Touching on the darker side of the human psyche that was the focus of Ben Stiller’s brilliant The Cable Guy, which had an overzealous TV addict (Jim Carrey) wire his way into a man’s (Matthew Broderick) life because he’s lonely and needs friends, Henry Pinkle creates his own imaginary friend — Sam Bones — based on a TV personality, that mentors him into some dark actions.
Star Time isn’t necessarily “the Cable Guy of Horror”. It instinctively lacks charm.
It’s what some would call an art-house flick, which is a nice little package to put a film in when it touches on dark parts of human behavior and the mental victimhood of a middle-class generation that could never achieve anything more than mundanity.
It’s an unsettling commentary on the lack of human interaction and validation so many have grown up with. Imagine a world where that was amplified!? (Read sarcasm.)
As the credits roll and Sam Bones tells Henry he’s a winner, you can’t help but feel sorry for the loser.

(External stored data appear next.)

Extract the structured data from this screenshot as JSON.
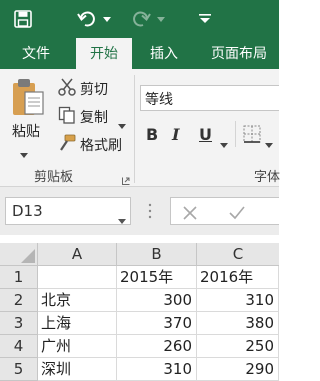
{
  "tabs": [
    "文件",
    "开始",
    "插入",
    "页面布局"
  ],
  "active_tab": "开始",
  "ribbon": {
    "clipboard": {
      "paste": "粘贴",
      "cut": "剪切",
      "copy": "复制",
      "format_painter": "格式刷",
      "group_label": "剪贴板"
    },
    "font": {
      "font_name": "等线",
      "bold": "B",
      "italic": "I",
      "underline": "U",
      "group_label": "字体"
    }
  },
  "formula_bar": {
    "name_box": "D13"
  },
  "columns": [
    "A",
    "B",
    "C"
  ],
  "rows": [
    {
      "num": "1",
      "a": "",
      "b": "2015年",
      "c": "2016年"
    },
    {
      "num": "2",
      "a": "北京",
      "b": "300",
      "c": "310"
    },
    {
      "num": "3",
      "a": "上海",
      "b": "370",
      "c": "380"
    },
    {
      "num": "4",
      "a": "广州",
      "b": "260",
      "c": "250"
    },
    {
      "num": "5",
      "a": "深圳",
      "b": "310",
      "c": "290"
    }
  ],
  "colors": {
    "excel_green": "#217346",
    "ribbon_bg": "#f3f3f3"
  }
}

Let the scrambled images and static wash over you as you recall your childhood of pop culture ingestion.
Famous Faces
John P. Ryan (Sam Bones) starred in Larry Cohen’s It’s Alive.
Michael St. Gerard (Henry Pinkle) is an Elvis doppelganger. I’m not the only one who thinks so. In addition to appearing in John Waters’ musical Hairspray as Link Larkin, he played “The King” four times, including in Jim McBride’s Jerry Lee Lewis biopic Great Balls of Fire!
Of Gratuitous Nature
The erotic channel surfing, which resembled a scene from David Cronenberg’s Videodrome, had me exploring my own past. It’s astonishing now to think about how much I learned about life from watching films and television. Things turned out fine for me, and I was able to parlay that “experience” into real-life, empirical knowledge, but it’s not a plunge off a tall building to think not everyone is equipped to process things in a socially acceptable way.
That’s not speaking to the dangers of watching TV, playing video games, or reading horror or illicit fiction. That’s more of a condemnation of our inability to be honest about mental wellness.
Heartthrob
Cassini does not have a long resume, and it’s startling. Sure, this wasn’t going to have producers gushing at his profitability, but someone, somewhere, had to see the worth in a writer/director who was trying to make something of substance.
Ripe for a Remake
Thematically, it can be a great starting point for an updated story in the age of ultimate detachment.
Spawns
No progeny to report.
Where to Watch
Vinegar Syndrome provided a director’s cut Blu-Ray, which had never seen the light of day before, with a new 2k scan from the original 35mm camera negative. It includes a short film from director Alexander Cassini called The Great Performance. You can stream Star Time on Tubi, Night Flight, Fandor, Screambox, and Plex.